Mahalia Jackson was born on this day in 1911 in New Orleans

Mahalia Jackson was born on this day in 1911 in New Orleans

Oct. 26, 1911

Mahalia Jackson photographed by Carl Van Vechten in 1962 Credit: Wikipedia

Mahalia Jackson, the “Queen of Gospel,” was born in New Orleans. After moving to Chicago, she was one of the first singers to bring gospel music from the church into the mainstream, attracting white audiences and selling millions.

“I sing God’s music,” she explained, “because it makes me feel free. It gives me hope.”

In 1950, she became the first gospel singer to perform at Carnegie Hall, and 11 years later she sang at President John Kennedy’s inauguration ball. She became the voice of the civil rights movement.

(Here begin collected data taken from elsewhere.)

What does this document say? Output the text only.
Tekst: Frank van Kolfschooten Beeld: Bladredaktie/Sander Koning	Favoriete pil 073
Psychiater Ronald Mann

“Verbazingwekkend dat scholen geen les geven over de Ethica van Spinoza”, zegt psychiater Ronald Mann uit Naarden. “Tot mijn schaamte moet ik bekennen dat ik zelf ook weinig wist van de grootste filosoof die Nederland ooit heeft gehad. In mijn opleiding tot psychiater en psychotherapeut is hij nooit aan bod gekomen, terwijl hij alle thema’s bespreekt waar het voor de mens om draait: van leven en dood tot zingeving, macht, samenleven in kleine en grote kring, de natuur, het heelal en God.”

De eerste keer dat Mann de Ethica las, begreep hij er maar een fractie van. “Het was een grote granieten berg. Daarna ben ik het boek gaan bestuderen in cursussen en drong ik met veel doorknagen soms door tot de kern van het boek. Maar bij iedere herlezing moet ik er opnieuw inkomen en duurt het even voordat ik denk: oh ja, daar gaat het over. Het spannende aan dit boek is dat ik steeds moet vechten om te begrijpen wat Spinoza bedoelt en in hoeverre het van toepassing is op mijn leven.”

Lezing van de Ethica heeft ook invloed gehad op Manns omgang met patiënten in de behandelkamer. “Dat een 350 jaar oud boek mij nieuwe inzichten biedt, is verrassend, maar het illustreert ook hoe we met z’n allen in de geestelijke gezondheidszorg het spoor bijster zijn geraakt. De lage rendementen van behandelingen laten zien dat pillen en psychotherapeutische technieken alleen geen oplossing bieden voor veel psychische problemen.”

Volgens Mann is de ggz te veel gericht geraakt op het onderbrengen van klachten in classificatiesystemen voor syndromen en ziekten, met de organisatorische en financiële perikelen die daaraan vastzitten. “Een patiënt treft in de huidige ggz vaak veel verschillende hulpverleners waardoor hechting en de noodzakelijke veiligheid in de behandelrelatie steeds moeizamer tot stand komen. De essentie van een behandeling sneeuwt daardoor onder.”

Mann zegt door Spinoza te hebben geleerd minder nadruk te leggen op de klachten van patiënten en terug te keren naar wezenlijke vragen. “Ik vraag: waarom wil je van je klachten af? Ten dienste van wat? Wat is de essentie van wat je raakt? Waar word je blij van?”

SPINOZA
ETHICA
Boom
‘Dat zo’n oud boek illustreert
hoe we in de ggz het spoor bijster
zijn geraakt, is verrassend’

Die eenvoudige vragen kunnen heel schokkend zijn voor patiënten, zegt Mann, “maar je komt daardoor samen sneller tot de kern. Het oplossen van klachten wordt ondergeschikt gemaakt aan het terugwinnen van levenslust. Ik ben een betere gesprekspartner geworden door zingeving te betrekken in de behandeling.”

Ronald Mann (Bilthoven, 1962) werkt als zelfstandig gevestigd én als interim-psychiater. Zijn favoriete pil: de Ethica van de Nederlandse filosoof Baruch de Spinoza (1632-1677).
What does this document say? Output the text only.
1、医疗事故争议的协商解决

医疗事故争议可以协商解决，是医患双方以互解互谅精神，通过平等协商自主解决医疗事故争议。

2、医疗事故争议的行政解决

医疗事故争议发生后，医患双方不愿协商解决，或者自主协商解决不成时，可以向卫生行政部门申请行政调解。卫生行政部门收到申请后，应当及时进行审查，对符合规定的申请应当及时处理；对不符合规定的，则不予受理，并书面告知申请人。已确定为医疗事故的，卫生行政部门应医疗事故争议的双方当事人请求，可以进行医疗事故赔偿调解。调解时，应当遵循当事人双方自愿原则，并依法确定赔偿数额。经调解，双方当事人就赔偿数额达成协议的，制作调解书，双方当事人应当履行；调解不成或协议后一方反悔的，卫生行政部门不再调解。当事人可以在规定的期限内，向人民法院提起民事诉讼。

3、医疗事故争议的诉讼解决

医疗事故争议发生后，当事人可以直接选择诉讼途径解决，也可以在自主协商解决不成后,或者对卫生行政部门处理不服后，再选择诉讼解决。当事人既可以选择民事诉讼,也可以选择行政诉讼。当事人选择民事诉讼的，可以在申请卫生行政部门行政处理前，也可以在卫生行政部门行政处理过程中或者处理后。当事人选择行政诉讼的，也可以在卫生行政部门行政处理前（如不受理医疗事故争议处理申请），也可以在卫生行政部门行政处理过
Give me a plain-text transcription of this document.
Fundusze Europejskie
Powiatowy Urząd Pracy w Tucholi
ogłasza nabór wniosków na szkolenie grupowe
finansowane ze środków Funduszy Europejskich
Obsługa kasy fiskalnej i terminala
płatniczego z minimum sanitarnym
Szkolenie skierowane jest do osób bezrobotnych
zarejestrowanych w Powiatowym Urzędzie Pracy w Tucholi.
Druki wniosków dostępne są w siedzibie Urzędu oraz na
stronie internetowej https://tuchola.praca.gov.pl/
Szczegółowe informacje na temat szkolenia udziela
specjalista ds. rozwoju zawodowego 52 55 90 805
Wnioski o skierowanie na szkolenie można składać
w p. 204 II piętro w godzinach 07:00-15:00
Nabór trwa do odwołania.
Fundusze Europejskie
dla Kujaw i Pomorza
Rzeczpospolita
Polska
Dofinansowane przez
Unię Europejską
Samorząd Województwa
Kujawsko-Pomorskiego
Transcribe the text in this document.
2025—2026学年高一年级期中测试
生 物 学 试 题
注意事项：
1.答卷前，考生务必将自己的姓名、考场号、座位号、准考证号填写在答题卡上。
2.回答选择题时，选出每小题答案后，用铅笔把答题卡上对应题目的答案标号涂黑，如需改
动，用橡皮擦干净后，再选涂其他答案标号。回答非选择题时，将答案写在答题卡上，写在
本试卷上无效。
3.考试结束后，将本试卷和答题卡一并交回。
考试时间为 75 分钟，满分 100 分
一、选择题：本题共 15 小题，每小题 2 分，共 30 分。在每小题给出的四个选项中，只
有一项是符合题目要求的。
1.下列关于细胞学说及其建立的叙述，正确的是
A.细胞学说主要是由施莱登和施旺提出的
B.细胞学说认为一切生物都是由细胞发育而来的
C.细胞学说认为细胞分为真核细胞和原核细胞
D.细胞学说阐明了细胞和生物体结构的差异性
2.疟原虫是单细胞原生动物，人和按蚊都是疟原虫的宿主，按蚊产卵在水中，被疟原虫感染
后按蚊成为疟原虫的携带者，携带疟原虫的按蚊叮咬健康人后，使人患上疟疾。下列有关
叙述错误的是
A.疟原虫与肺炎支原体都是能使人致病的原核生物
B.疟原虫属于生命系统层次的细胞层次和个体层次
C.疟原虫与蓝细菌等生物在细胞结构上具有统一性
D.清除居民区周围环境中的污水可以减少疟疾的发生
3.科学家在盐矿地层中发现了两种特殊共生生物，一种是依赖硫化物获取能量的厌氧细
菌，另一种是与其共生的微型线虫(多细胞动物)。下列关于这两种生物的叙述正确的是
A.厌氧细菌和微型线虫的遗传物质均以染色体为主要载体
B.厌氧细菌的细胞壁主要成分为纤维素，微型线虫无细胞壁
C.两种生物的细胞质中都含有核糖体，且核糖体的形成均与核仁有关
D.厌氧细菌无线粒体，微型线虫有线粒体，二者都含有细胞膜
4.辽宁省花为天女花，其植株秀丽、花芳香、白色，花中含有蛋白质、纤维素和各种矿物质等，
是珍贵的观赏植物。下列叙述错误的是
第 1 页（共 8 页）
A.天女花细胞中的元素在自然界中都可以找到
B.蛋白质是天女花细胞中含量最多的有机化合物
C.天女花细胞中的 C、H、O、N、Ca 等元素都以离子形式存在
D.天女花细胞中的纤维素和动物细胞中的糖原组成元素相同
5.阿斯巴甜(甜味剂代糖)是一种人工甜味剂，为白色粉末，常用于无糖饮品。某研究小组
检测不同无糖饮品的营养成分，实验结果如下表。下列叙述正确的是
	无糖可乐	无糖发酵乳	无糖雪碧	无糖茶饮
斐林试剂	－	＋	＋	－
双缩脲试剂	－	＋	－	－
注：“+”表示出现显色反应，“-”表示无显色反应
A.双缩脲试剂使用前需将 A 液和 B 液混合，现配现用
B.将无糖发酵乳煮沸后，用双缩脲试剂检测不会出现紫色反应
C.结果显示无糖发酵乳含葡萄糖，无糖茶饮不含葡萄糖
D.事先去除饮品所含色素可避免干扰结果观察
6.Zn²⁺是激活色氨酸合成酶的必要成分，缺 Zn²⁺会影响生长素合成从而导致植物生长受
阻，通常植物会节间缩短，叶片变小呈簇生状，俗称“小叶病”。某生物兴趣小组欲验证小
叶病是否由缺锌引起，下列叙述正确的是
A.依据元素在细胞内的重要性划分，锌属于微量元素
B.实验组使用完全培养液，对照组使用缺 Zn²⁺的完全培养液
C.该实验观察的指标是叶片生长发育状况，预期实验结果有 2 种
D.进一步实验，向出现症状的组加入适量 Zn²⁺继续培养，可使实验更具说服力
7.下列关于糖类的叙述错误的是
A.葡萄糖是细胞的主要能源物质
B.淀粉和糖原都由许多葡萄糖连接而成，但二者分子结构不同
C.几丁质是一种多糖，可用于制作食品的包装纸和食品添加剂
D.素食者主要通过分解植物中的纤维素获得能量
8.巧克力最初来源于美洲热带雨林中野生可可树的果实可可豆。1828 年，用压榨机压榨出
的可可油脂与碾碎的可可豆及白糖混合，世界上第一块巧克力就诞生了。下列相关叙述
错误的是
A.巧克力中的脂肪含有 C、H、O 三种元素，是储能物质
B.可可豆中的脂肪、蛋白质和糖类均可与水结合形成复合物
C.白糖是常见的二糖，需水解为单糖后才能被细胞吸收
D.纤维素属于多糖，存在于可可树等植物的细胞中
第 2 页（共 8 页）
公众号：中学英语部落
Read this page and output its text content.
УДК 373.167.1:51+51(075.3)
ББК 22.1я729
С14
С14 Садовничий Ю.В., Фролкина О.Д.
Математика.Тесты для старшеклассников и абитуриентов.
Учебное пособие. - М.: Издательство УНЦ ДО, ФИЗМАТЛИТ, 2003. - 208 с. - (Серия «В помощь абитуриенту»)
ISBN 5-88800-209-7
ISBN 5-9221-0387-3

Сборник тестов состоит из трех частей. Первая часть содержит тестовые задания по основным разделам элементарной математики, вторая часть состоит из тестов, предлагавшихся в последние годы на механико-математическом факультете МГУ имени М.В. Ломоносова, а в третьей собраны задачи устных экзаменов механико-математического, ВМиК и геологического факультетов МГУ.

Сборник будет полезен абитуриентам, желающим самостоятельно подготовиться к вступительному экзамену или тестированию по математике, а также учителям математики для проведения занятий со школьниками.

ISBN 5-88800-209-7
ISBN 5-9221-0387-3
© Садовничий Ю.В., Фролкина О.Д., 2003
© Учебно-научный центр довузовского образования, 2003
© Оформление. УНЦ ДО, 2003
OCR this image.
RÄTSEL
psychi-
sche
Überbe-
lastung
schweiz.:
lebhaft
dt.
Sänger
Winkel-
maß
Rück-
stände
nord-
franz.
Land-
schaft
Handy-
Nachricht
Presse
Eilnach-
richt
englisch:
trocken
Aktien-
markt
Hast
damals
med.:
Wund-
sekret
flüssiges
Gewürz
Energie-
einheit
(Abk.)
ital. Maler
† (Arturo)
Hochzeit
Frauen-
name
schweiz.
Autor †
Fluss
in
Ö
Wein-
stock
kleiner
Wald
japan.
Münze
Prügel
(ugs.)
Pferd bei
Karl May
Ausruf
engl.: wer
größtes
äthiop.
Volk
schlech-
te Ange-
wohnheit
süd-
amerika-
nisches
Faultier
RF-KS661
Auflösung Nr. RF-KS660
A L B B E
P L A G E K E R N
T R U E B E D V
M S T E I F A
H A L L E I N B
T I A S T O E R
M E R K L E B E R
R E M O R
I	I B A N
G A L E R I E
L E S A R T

In 1956, she performed during the Montgomery bus boycott in Alabama, raising money for the movement. But when she returned to Ralph Abernathy’s house, it had been bombed. She continued to appear at events with Martin Luther King Jr., who said a voice like hers “comes not once in a century, but once in a millennium.”

In 1963 she sang at the March on Washington. When King deviated from his prepared text, she asked him, “Tell them about the dream,” a reference to a speech he had given months earlier in Detroit. His speech became known as the “I Have a Dream” speech – one of the most famous speeches in U.S. history.

The marches didn’t stop, and neither did Jackson, who saw her music as something that could help “reduce some of the hatred and fear that divides white and black people in this country.” Her performance of “Take My Hand, Precious Lord” became King’s favorite. When he was murdered in 1968, she sang the song at his funeral.

When she died of heart failure four years later, Aretha Franklin sang the song at her funeral, which was attended by more than 50,000 people in Chicago.

Jackson was the first gospel artist to win a Grammy Award in her lifetime, and after her death she was inducted into the Rock & Roll Hall of Fame.